Because it was the last motion proposed at the Constitutional Convention of 1787, and the delegates were mostly satisfied with what they'd drafted; most of them also thought it was unnecessary, since the states protected individual rights, and there was no reason to specify a list of freedoms the federal government could not violate when it was not authorized to take any away.
Now, the Convention was called in the first place because the Articles of Confederation, which had been the basis of the federal government's operation since 1781, was proving quite inadequate for governance. States were not required to provide tax revenue, which in turn had no effective mechanism for management or expenditure. Four years after the end of the Revolutionary War, they were still paying it off. Regular bills could only be passed with nine out of thirteen states consenting, and amendments had to be unanimous.
So in 1786, Virginia called for a convention addressing interstate conflicts, which itself passed a resolution calling for a convention to improve the Articles of Confederation. Once that convention began, however, it was clear that most of the delegates regarded the Articles of Confederation as fatally flawed, and their goal was to create a new document that would fit their needs better.
The convention devoted itself to working out several key points of the structure of the federal government, and its relationship with the states; the idea that the legislature would be separate from the executive and judiciary was already accepted, as was having two houses in that legislature -- one representing the common people, and the other being a more elite, thoughtful chamber. As they settled the details, the delegates got more irritated and weary (you try sitting in a closed room with no AC in Philadelphia in August), and wanted to send the final draft out. That last motion mentioned above was about civil trials; George Mason proposed a bill of rights dealing with the rights of the people, but the only other vote for that was Elbridge Gerry's.

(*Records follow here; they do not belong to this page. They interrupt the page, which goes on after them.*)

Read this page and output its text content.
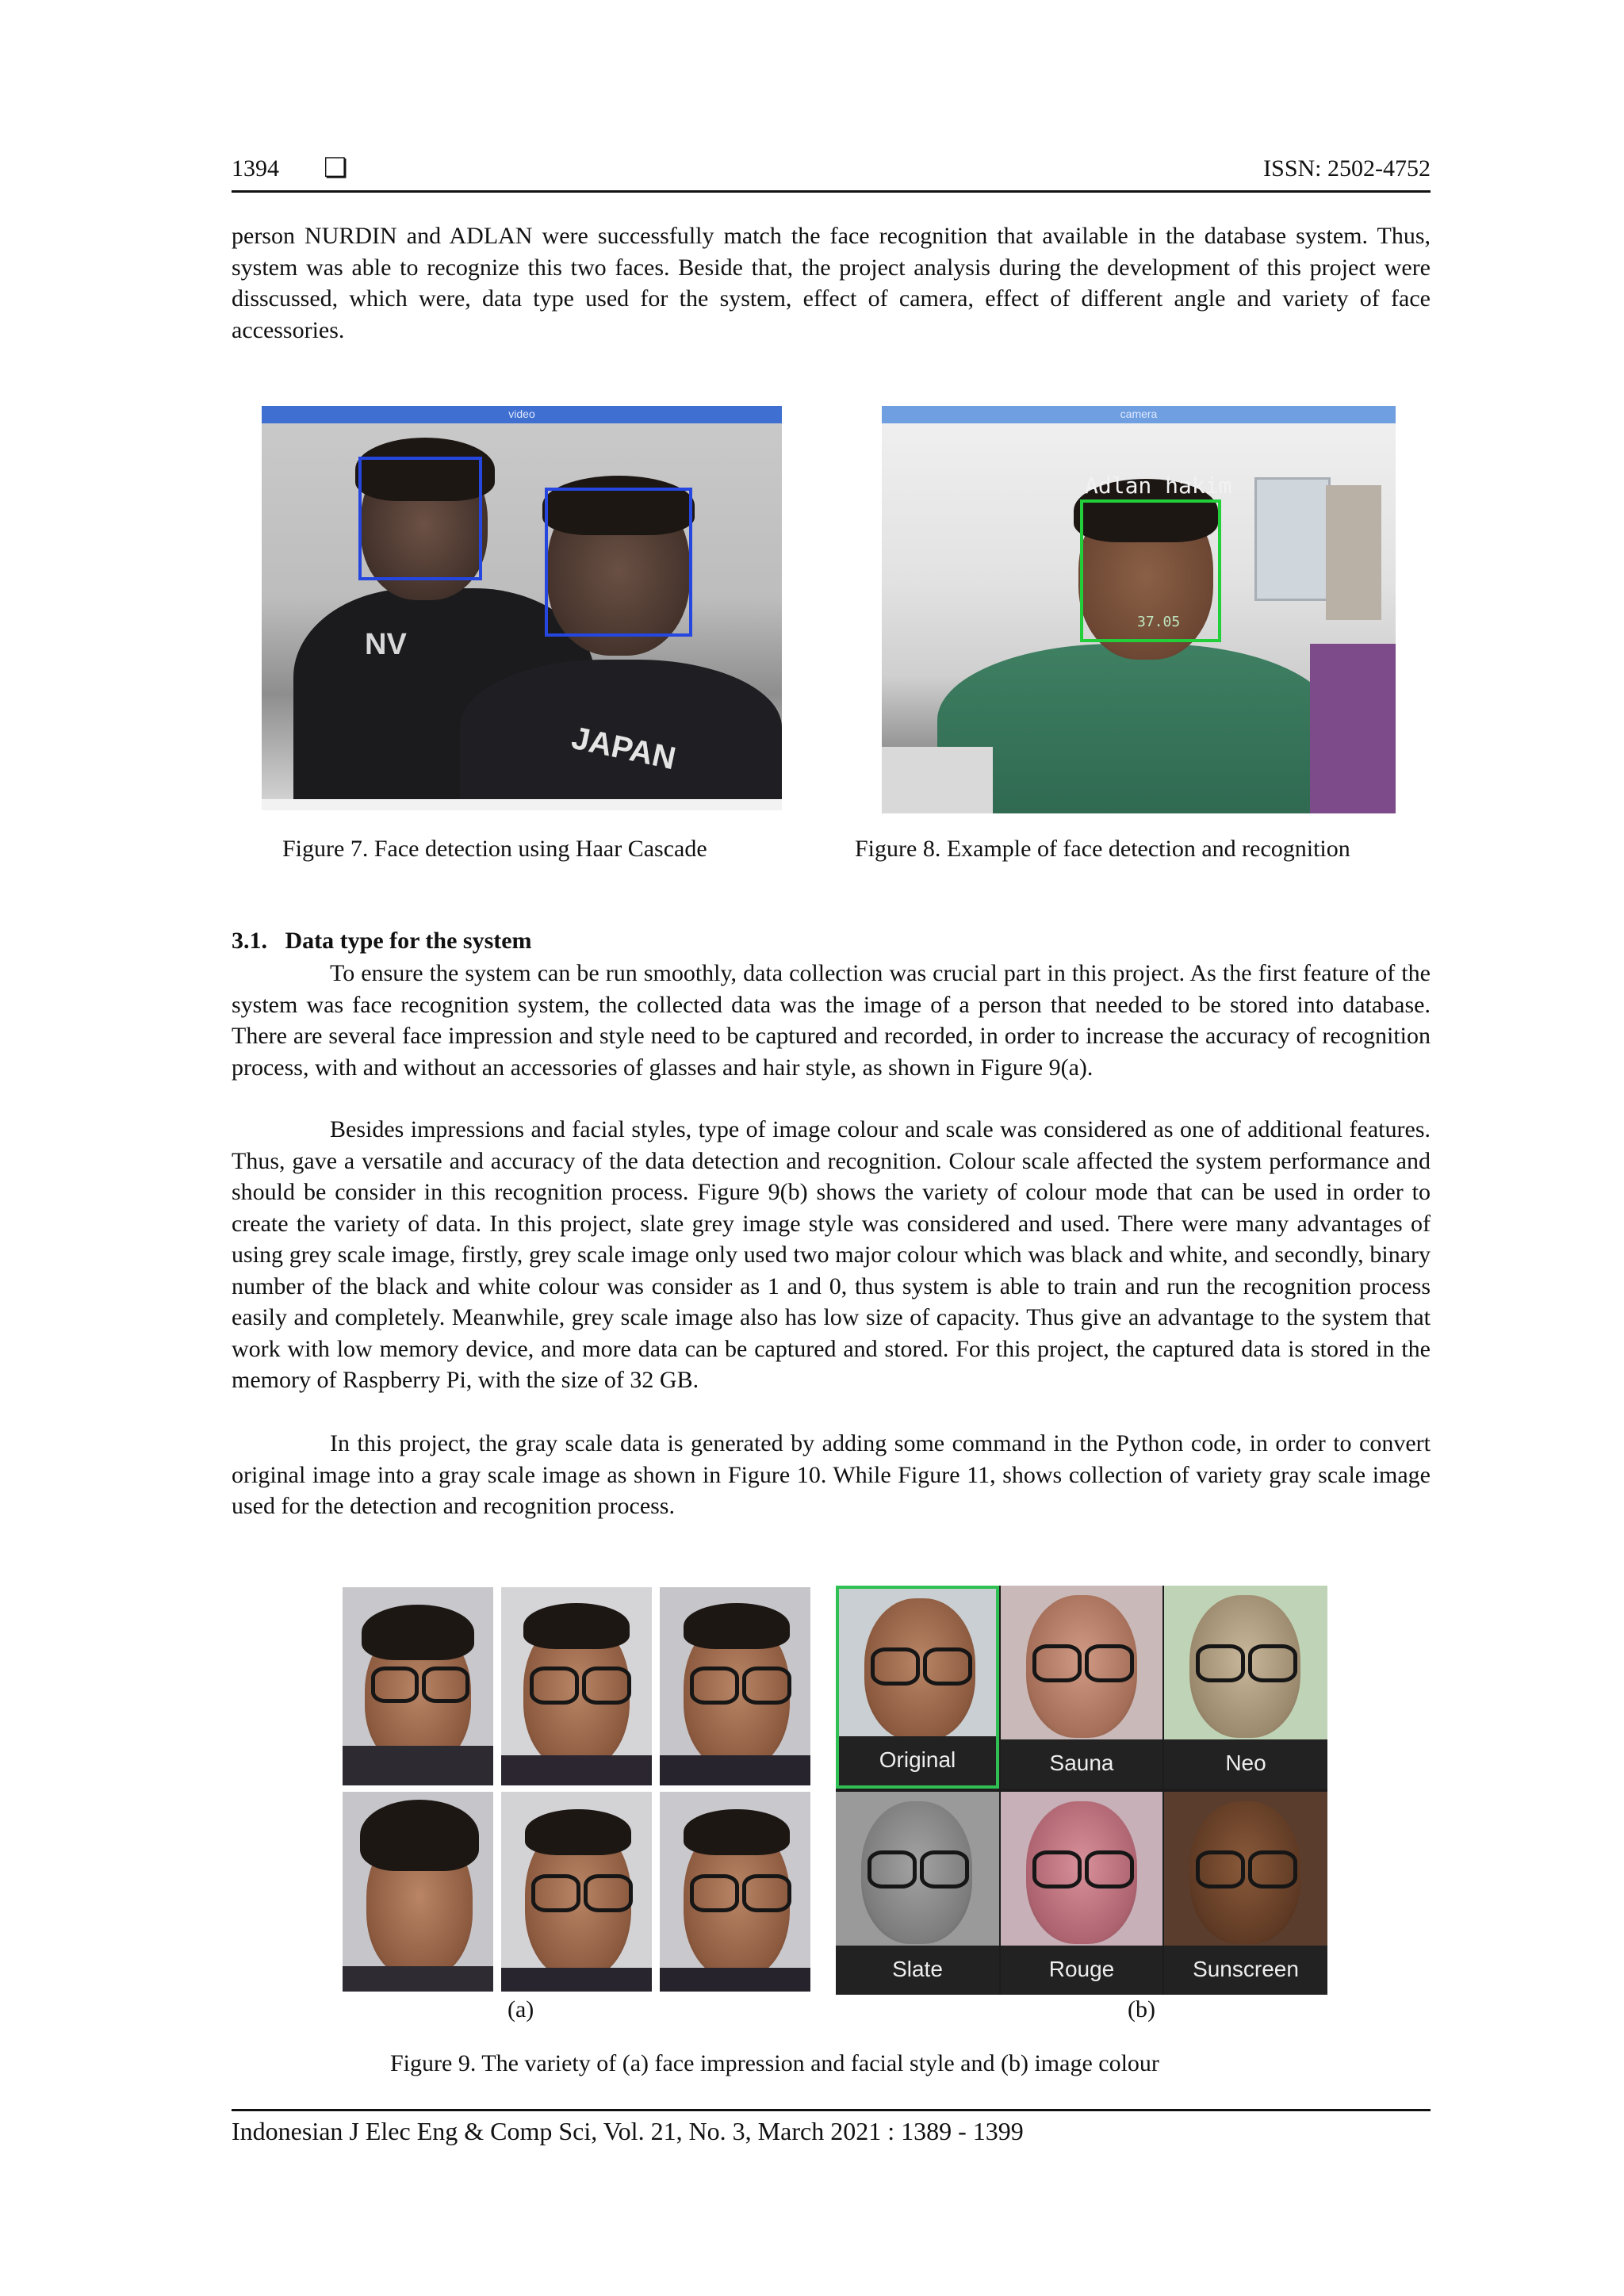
1394 ❏	ISSN: 2502-4752

person NURDIN and ADLAN were successfully match the face recognition that available in the database system. Thus, system was able to recognize this two faces. Beside that, the project analysis during the development of this project were disscussed, which were, data type used for the system, effect of camera, effect of different angle and variety of face accessories.

video
NV
JAPAN
Figure 7. Face detection using Haar Cascade
camera
Adlan hakim
37.05
Figure 8. Example of face detection and recognition
3.1.   Data type for the system

To ensure the system can be run smoothly, data collection was crucial part in this project. As the first feature of the system was face recognition system, the collected data was the image of a person that needed to be stored into database. There are several face impression and style need to be captured and recorded, in order to increase the accuracy of recognition process, with and without an accessories of glasses and hair style, as shown in Figure 9(a).

Besides impressions and facial styles, type of image colour and scale was considered as one of additional features. Thus, gave a versatile and accuracy of the data detection and recognition. Colour scale affected the system performance and should be consider in this recognition process. Figure 9(b) shows the variety of colour mode that can be used in order to create the variety of data. In this project, slate grey image style was considered and used. There were many advantages of using grey scale image, firstly, grey scale image only used two major colour which was black and white, and secondly, binary number of the black and white colour was consider as 1 and 0, thus system is able to train and run the recognition process easily and completely. Meanwhile, grey scale image also has low size of capacity. Thus give an advantage to the system that work with low memory device, and more data can be captured and stored. For this project, the captured data is stored in the memory of Raspberry Pi, with the size of 32 GB.

In this project, the gray scale data is generated by adding some command in the Python code, in order to convert original image into a gray scale image as shown in Figure 10. While Figure 11, shows collection of variety gray scale image used for the detection and recognition process.

Original	Sauna	Neo
Slate	Rouge	Sunscreen
(a)	(b)
Figure 9. The variety of (a) face impression and facial style and (b) image colour
Indonesian J Elec Eng & Comp Sci, Vol. 21, No. 3, March 2021 : 1389 - 1399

The draft was approved and sent to the states; then the fight for ratification began, but this is not the time to cover that in detail.

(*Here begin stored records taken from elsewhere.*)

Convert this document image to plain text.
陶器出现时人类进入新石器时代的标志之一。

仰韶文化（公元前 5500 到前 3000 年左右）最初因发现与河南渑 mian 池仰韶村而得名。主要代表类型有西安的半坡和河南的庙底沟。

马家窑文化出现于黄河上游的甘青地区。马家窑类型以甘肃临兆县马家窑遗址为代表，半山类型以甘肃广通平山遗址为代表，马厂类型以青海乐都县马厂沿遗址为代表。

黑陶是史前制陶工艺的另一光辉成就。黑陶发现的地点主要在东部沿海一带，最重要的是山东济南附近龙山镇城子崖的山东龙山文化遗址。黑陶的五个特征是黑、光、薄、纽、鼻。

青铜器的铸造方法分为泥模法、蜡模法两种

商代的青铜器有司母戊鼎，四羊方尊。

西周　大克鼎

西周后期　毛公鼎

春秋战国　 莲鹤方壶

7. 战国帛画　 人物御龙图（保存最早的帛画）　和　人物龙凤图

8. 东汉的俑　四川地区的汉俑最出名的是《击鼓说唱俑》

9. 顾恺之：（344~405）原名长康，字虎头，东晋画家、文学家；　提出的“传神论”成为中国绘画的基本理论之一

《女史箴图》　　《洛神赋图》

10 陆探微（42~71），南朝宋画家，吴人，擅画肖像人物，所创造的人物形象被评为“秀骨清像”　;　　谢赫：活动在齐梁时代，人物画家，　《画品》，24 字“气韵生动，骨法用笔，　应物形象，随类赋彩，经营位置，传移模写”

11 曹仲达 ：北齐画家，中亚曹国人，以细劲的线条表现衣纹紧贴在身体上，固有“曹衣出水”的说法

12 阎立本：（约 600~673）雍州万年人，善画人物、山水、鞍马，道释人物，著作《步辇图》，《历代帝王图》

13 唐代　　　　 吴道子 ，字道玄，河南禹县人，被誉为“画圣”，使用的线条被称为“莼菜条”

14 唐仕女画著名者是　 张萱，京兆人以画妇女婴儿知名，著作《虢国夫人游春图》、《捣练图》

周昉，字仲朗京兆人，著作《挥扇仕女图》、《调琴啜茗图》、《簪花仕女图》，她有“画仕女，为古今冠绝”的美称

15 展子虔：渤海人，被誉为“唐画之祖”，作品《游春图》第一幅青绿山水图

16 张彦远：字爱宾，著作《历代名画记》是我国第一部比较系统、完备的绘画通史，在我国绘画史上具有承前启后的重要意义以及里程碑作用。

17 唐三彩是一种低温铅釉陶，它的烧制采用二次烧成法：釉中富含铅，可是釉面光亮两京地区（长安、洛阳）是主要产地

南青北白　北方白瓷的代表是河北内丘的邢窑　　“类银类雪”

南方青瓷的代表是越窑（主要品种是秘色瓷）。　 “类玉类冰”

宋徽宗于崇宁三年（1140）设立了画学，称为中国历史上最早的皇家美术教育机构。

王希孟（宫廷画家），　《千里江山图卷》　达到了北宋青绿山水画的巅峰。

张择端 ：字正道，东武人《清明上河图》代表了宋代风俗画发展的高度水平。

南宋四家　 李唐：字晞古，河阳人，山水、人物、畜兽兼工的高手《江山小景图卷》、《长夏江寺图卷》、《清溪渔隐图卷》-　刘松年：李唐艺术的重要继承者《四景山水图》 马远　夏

The Constitution was ratified by the requisite nine states in September 1788, many with the understanding that a series of amendments protecting the rights of the people would be high on Congress' priority list, and more followed thereafter. Many opponents of the bill of rights began to support it, recognizing that many people wanted that explicit protection, and desperately wishing to avoid another constitutional convention setting them at square one. James Madison was one such opponent, and he submitted twenty proposed amendments to Congress; that was condensed and cut into twelve amendments by the House and Senate committees.

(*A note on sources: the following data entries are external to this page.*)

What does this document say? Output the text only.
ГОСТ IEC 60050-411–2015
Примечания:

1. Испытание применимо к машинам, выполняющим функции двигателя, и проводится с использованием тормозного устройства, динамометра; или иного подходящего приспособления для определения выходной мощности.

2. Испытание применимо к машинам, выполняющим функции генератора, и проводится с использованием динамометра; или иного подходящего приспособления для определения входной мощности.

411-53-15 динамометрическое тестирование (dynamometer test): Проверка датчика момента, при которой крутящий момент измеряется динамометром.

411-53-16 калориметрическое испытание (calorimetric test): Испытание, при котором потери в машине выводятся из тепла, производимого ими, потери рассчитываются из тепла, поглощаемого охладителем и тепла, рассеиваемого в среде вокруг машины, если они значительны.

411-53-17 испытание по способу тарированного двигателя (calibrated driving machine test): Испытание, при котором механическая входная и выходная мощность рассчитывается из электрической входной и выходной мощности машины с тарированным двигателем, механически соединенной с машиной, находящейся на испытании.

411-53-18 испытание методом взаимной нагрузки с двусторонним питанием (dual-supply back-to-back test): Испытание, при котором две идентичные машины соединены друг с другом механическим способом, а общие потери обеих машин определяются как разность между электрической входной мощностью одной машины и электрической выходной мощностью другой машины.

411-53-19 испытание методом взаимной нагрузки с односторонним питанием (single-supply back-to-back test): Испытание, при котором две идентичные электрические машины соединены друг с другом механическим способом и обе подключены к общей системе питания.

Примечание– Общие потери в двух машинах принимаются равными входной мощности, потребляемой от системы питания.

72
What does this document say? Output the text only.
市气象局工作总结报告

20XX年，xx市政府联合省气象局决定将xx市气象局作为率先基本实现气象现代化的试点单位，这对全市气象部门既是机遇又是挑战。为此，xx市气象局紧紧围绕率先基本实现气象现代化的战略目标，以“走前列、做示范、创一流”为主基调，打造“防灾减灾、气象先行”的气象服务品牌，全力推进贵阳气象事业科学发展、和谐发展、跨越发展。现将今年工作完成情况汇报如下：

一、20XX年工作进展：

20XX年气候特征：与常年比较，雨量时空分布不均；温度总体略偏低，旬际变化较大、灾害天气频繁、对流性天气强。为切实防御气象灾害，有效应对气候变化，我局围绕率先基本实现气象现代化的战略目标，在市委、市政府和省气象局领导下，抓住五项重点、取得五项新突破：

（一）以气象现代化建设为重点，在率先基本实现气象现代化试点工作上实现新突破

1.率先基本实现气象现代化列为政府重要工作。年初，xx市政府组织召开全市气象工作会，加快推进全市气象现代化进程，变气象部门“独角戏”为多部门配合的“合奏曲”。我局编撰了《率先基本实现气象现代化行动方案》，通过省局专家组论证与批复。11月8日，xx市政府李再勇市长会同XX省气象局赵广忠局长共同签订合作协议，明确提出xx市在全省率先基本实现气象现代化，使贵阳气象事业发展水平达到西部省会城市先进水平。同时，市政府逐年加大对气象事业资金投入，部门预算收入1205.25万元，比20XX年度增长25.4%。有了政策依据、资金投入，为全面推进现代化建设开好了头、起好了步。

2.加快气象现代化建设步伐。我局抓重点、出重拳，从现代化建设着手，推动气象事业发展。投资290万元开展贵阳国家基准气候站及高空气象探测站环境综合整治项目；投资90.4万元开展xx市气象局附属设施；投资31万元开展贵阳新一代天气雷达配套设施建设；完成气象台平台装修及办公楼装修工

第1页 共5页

The first two were never approved; the other ten are what we have today. Article the First, as it is known by historians, dealt with Congressional apportionment; Article the Second prohibited Congressional pay raises from taking effect until after the next election, and was initially unable to garner even majority support, with six states ratifying it; Ohio joined that list in 1873, and Wyoming in 1978. Over the next 14 years, a movement spearheaded by Gregory Watson managed to push it through thirty more state legislatures, and in May 1992 it became the Twenty-Seventh Amendment. Unfortunately for its proponents, Congress is just as able to increase its cost of living adjustments, and while Watson and Congressman Bob Schaffer of Colorado challenged those automatic increases, the Supreme Court ruled that Schaffer had no standing, as he could not demonstrate any harm from a higher COLA.